Lee EJ, Kim KK, Lee EK, Lee JE. Characteristic MRI findings in hyperglycaemia-induced seizures: diagnostic value of contrast-enhanced fluid-attenuated inversion recovery imaging. 2016, Volume 71, Issue 12, Pages 1240 – 1247

Highlights:

  • Patients with hyperglycaemia-related seizures may have characteristic transient MRI abnormalities.
  • Contrast-enhanced FLAIR imaging is greatly superior to contrast-enhanced T1-weighted imaging for detecting MRI abnormalities
  • MRI abnormalities in hyperglycaemia-related seizures differ from post-ictal MRI findings in status epilepticus
  • Increased awareness of this disease entity may reduce the risk of misdiagnosis and unnecessary interventions

To describe characteristic magnetic resonance imaging (MRI) abnormalities in hyperglycaemia-induced seizures, and evaluate the diagnostic value of contrast-enhanced fluid-attenuated inversion recovery (FLAIR) imaging.
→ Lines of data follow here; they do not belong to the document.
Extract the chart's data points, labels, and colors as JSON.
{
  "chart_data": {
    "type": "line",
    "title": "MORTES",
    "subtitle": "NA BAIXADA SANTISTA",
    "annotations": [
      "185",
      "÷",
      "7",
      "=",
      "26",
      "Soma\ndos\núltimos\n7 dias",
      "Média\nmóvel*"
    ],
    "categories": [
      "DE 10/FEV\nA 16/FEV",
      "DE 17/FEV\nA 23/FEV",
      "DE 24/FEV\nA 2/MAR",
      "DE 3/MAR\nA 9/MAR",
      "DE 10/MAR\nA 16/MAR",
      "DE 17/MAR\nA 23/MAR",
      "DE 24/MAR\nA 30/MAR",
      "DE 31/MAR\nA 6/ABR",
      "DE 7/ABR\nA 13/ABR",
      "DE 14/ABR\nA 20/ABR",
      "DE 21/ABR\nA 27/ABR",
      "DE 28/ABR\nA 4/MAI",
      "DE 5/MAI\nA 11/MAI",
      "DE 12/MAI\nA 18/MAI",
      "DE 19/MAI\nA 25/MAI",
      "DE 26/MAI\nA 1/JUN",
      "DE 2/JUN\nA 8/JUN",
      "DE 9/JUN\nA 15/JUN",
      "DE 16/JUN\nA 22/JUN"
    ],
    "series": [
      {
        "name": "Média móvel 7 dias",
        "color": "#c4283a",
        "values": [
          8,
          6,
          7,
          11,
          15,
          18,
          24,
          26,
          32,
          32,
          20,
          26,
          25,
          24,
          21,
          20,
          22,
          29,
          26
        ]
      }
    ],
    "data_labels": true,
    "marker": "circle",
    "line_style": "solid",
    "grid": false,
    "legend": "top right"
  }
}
Possible underlying mechanisms of this condition are also discussed.

Methods

Eleven patients with hyperglycaemia-induced seizures and MRI abnormalities were retrospectively studied. Clinical manifestations, laboratory findings, MRI findings, and clinical outcomes were analysed.

Results

All patients, except one, presented with focal seizures, simple or complex partial seizures, or negative motor seizures. All patients had long-standing uncontrolled diabetes mellitus. The MRI abnormalities observed acutely were focal subcortical hypointensities on T2-weighted imaging and FLAIR imaging in all patients with overlying cortical gyral T2 hyperintensities in five. Focal overlying cortical or leptomeningeal enhancement on contrast-enhanced T1-weighted imaging or contrast-enhanced FLAIR imaging was observed in all patients. Contrast-enhanced FLAIR imaging was superior to contrast-enhanced T1-weighted imaging for detecting characteristic cortical or leptomeningeal enhancement. Diffusion-weighted imaging showed mildly restricted diffusion in four of five patients with cortical gyral T2 hyperintensity. In nine patients, the lesions were localised in the parietal or parieto-occipital lobes. The other two patients showed localised precentral gyral lesions. After treatment, the neurological symptoms, including the seizures, improved in all patients. On clinical recovery, the subcortical T2 hypointensity, gyral or leptomeningeal enhancement, and overlying cortical T2 hyperintensities resolved.

Conclusion

Recognition of these radiological abnormalities in patients with hyperglycaemia-induced seizures is important in restricting unwarranted investigations and initiating early therapy. These patients generally have a good prognosis.